Things to Consider When You’re Named as Successor Trustee

NOVEMBER 2, 2015 VOLUME 22 NUMBER 40

When a family member dies, you will need to address a number of items. One that might come up: handling the revocable living trust they created.

If you are named as successor trustee you will have a number of obligations you need to discharge. You might need help from a lawyer and/or an accountant; you should not hesitate to consult one or both to figure out how much help you do need. Many of the successor trustees who consult us can do just fine without continuing legal help, but the process is not always easy or obvious.

We can provide you with an introduction to the considerations involved in handling a trust after the death of the trust’s settlor. Before we start, though, these caveats/warnings are appropriate: we’re only writing about Arizona law, and your situation might be very different than the other facts we assume here. Any questions in your mind about what needs to be done? Ask a lawyer.

With that in mind, here are some of the issues to consider shortly after the death of someone who named you as successor trustee:

What law applies? It’s not always obvious. If your mother signed her trust in Arizona and lived and died in Arizona, and you live in Arizona as well, her trust will almost certainly be governed by Arizona law. But what if she lived in another state and you live in Arizona? Or if the reverse is true? Or the trust says that another state’s law will apply?

The general rule: the law of the state where the trustee lives usually applies. That’s you, not your now-deceased mother. If you are the trustee, start by talking with a lawyer in your own community, and ask her whether she is the right person to advise you (of, if not, if she can refer you to someone in the right state).

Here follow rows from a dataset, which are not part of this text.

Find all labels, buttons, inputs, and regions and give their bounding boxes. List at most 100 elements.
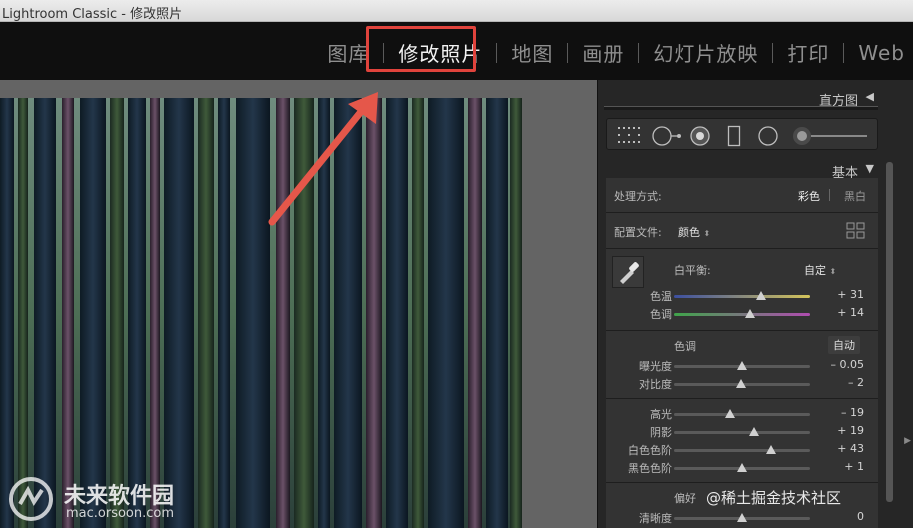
module-separator (843, 42, 845, 63)
slider-track[interactable] (674, 295, 810, 298)
slider-track[interactable] (674, 313, 810, 316)
slider-value[interactable]: – 2 (848, 376, 864, 389)
white-balance-label: 白平衡: (674, 264, 711, 277)
slider-label: 阴影 (650, 426, 672, 439)
slider-thumb[interactable] (756, 291, 767, 300)
shadows-slider[interactable]: 阴影 + 19 (606, 424, 878, 440)
spot-removal-icon[interactable] (651, 125, 683, 147)
slider-label: 白色色阶 (628, 444, 672, 457)
crop-overlay-icon[interactable] (617, 125, 641, 145)
slider-label: 色温 (650, 290, 672, 303)
tint-slider[interactable]: 色调 + 14 (606, 306, 878, 322)
tree-trunk (334, 98, 362, 528)
slider-value[interactable]: + 43 (837, 442, 864, 455)
module-print[interactable]: 打印 (787, 38, 829, 67)
radial-filter-icon[interactable] (757, 125, 779, 147)
divider (606, 212, 878, 213)
slider-label: 曝光度 (639, 360, 672, 373)
clarity-slider[interactable]: 清晰度 0 (606, 510, 878, 526)
tree-trunk (18, 98, 28, 528)
graduated-filter-icon[interactable] (727, 125, 741, 147)
slider-value[interactable]: + 14 (837, 306, 864, 319)
red-eye-icon[interactable] (689, 125, 711, 147)
tool-strip (606, 118, 878, 150)
slider-thumb[interactable] (737, 361, 747, 370)
slider-value[interactable]: – 0.05 (831, 358, 865, 371)
collapse-left-icon: ◀ (865, 90, 874, 103)
tree-trunk (486, 98, 508, 528)
slider-thumb[interactable] (735, 379, 746, 388)
module-slideshow[interactable]: 幻灯片放映 (653, 38, 758, 67)
slider-thumb[interactable] (737, 513, 747, 522)
tree-trunk (150, 98, 160, 528)
slider-thumb[interactable] (724, 409, 735, 418)
exposure-slider[interactable]: 曝光度 – 0.05 (606, 358, 878, 374)
slider-value[interactable]: – 19 (841, 406, 864, 419)
slider-thumb[interactable] (765, 445, 776, 454)
develop-highlight-box (366, 26, 476, 72)
treatment-bw-option[interactable]: 黑白 (844, 188, 866, 204)
tree-trunk (366, 98, 382, 528)
tree-trunk (80, 98, 106, 528)
temp-slider[interactable]: 色温 + 31 (606, 288, 878, 304)
blacks-slider[interactable]: 黑色色阶 + 1 (606, 460, 878, 476)
slider-value[interactable]: + 19 (837, 424, 864, 437)
panel-scrollbar[interactable] (886, 162, 893, 502)
slider-thumb[interactable] (737, 463, 747, 472)
module-map[interactable]: 地图 (511, 38, 553, 67)
tree-trunk (412, 98, 424, 528)
slider-label: 对比度 (639, 378, 672, 391)
module-separator (496, 42, 498, 63)
treatment-label: 处理方式: (614, 190, 662, 203)
divider (606, 398, 878, 399)
module-book[interactable]: 画册 (582, 38, 624, 67)
expand-down-icon: ▼ (865, 162, 874, 175)
slider-thumb[interactable] (745, 309, 756, 318)
slider-value[interactable]: 0 (857, 510, 864, 523)
slider-thumb[interactable] (749, 427, 760, 436)
slider-track[interactable] (674, 449, 810, 452)
slider-value[interactable]: + 31 (837, 288, 864, 301)
slider-value[interactable]: + 1 (844, 460, 864, 473)
white-balance-dropdown[interactable]: 自定 ⬍ (804, 262, 836, 278)
orsoon-logo-icon (9, 477, 53, 521)
slider-label: 色调 (650, 308, 672, 321)
highlights-slider[interactable]: 高光 – 19 (606, 406, 878, 422)
forest-photo[interactable] (0, 98, 522, 528)
slider-track[interactable] (674, 413, 810, 416)
juejin-watermark: @稀土掘金技术社区 (706, 489, 842, 507)
slider-label: 黑色色阶 (628, 462, 672, 475)
tree-trunk (386, 98, 408, 528)
tone-label: 色调 (674, 340, 696, 353)
profile-dropdown[interactable]: 颜色 ⬍ (678, 224, 710, 240)
updown-icon: ⬍ (829, 267, 837, 276)
tree-trunk (236, 98, 270, 528)
profile-browser-icon[interactable] (846, 222, 866, 240)
tree-trunk (110, 98, 124, 528)
adjustment-brush-icon[interactable] (791, 125, 871, 147)
module-library[interactable]: 图库 (327, 38, 369, 67)
presence-label: 偏好 (674, 492, 696, 505)
histogram-area (604, 106, 878, 110)
tree-trunk (62, 98, 74, 528)
treatment-separator (829, 189, 830, 201)
tree-trunk (510, 98, 522, 528)
window-title: Lightroom Classic - 修改照片 (2, 7, 183, 22)
divider (606, 248, 878, 249)
eyedropper-icon[interactable] (612, 256, 644, 288)
module-web[interactable]: Web (858, 41, 905, 65)
auto-tone-button[interactable]: 自动 (828, 336, 860, 354)
profile-value: 颜色 (678, 226, 700, 239)
orsoon-url-text: mac.orsoon.com (66, 506, 175, 521)
contrast-slider[interactable]: 对比度 – 2 (606, 376, 878, 392)
whites-slider[interactable]: 白色色阶 + 43 (606, 442, 878, 458)
photo-canvas (0, 80, 597, 528)
treatment-color-option[interactable]: 彩色 (798, 188, 820, 204)
white-balance-value: 自定 (804, 264, 826, 277)
tree-trunk (0, 98, 14, 528)
divider (606, 482, 878, 483)
module-separator (567, 42, 569, 63)
module-separator (772, 42, 774, 63)
collapse-panel-icon[interactable]: ▶ (904, 436, 911, 446)
slider-track[interactable] (674, 431, 810, 434)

Notice to beneficiaries. The law of many states — including Arizona — requires specific written notice to the beneficiaries of a trust after you take over as trustee of an irrevocable trust. Did you manage the trust for a time before your father’s death? Ask your lawyer about the applicable state law. This is an area where state laws differ.

Arizona says that notice is due within sixty days of a trust becoming irrevocable (as, for instance, upon the death of the settlor):

Within sixty days after the date the trustee acquires knowledge of the creation of an irrevocable trust or the date the trustee acquires knowledge that a formerly revocable trust has become irrevocable, whether by the death of the settlor or otherwise, shall notify the qualified beneficiaries of the trust’s existence, of the identity of the settlor or settlors, of the trustee’s name, address and telephone number, of the right to request a copy of the relevant portions of the trust instrument and of the right to a trustee’s report as provided in subsection C.

That’s Arizona Revised Statutes section 14-10813(B)(3). Note that it refers to a list of items the notice must include. You can read that description at the same link, but it basically requires information about the settlor, the trustee, the trust and its assets.

Identifying the beneficiaries. Who is a “beneficiary.” Suppose your father’s trust says that if you, all your children, and all your cousins die in a common accident, everything goes to a charitable organization. Does that mean that all notices have to be sent to that charity, too? Not necessarily.

Arizona defines people and organizations who need notice (they are called “qualified beneficiaries”) to include everyone who is entitled to (or even can receive) income or principal right now, plus anyone who could receive trust money if one thing happened (like the death of a beneficiary). That’s a bit of a simplification, but it should help figure out who is entitled to notice. The details are in Arizona Revised Statutes section 14-10103(14). It’s a little hard to read and interpret — talk to your lawyer about it if you have any difficulty figuring out who is a “qualified beneficiary.”

Review the trust. Not just the parts identifying the beneficiaries, or the list of successor trustees. Read the entire trust. It might tell you to do more than the law requires. In some cases, it might tell you that you can do less than the minimum spelled out in the law — though sometimes those provisions are ineffective. Talk to your lawyer if you have any questions about minimum or maximum requirements.

Certificate of trust. When your mother signed her trust, she probably created a short (two- or three-page) document that listed the trust’s name, her status as trustee and the name of her successor trustee (among other things). You will probably want to prepare a similar document as successor trustee, and it might need to be filed with the County Recorder’s office in any county where the trust owns real estate. Arizona Revised Statutes section 14-11013 tells you what you might include in that certification, but it doesn’t provide a form. Having a hard time finding a good form? That’s because every case is so different — depending on how many and who the beneficiaries are, what kinds of assets the trust holds, the relationship of the successor trustee, and other things. Ask your lawyer for help.

Taxes. You knew that taxes would be an issue, right? Someone (and it’s probably you) will need to sign and file a final federal income tax return for the part-year they lived. The trust will be a separate taxpaying entity, and will need to secure a taxpayer ID number (an EIN) and file at least one federal income tax return. There will need to be state income tax returns for the state where your family member lived, and for the trust in one or more states. This is a good item to discuss with your accountant.

There’s more. This list is far from complete. It’s an attempt to give you some idea of what you’re facing, and to help you figure out whether you need to consult a lawyer. Not sure? That’s the best evidence that you need to get good legal counsel.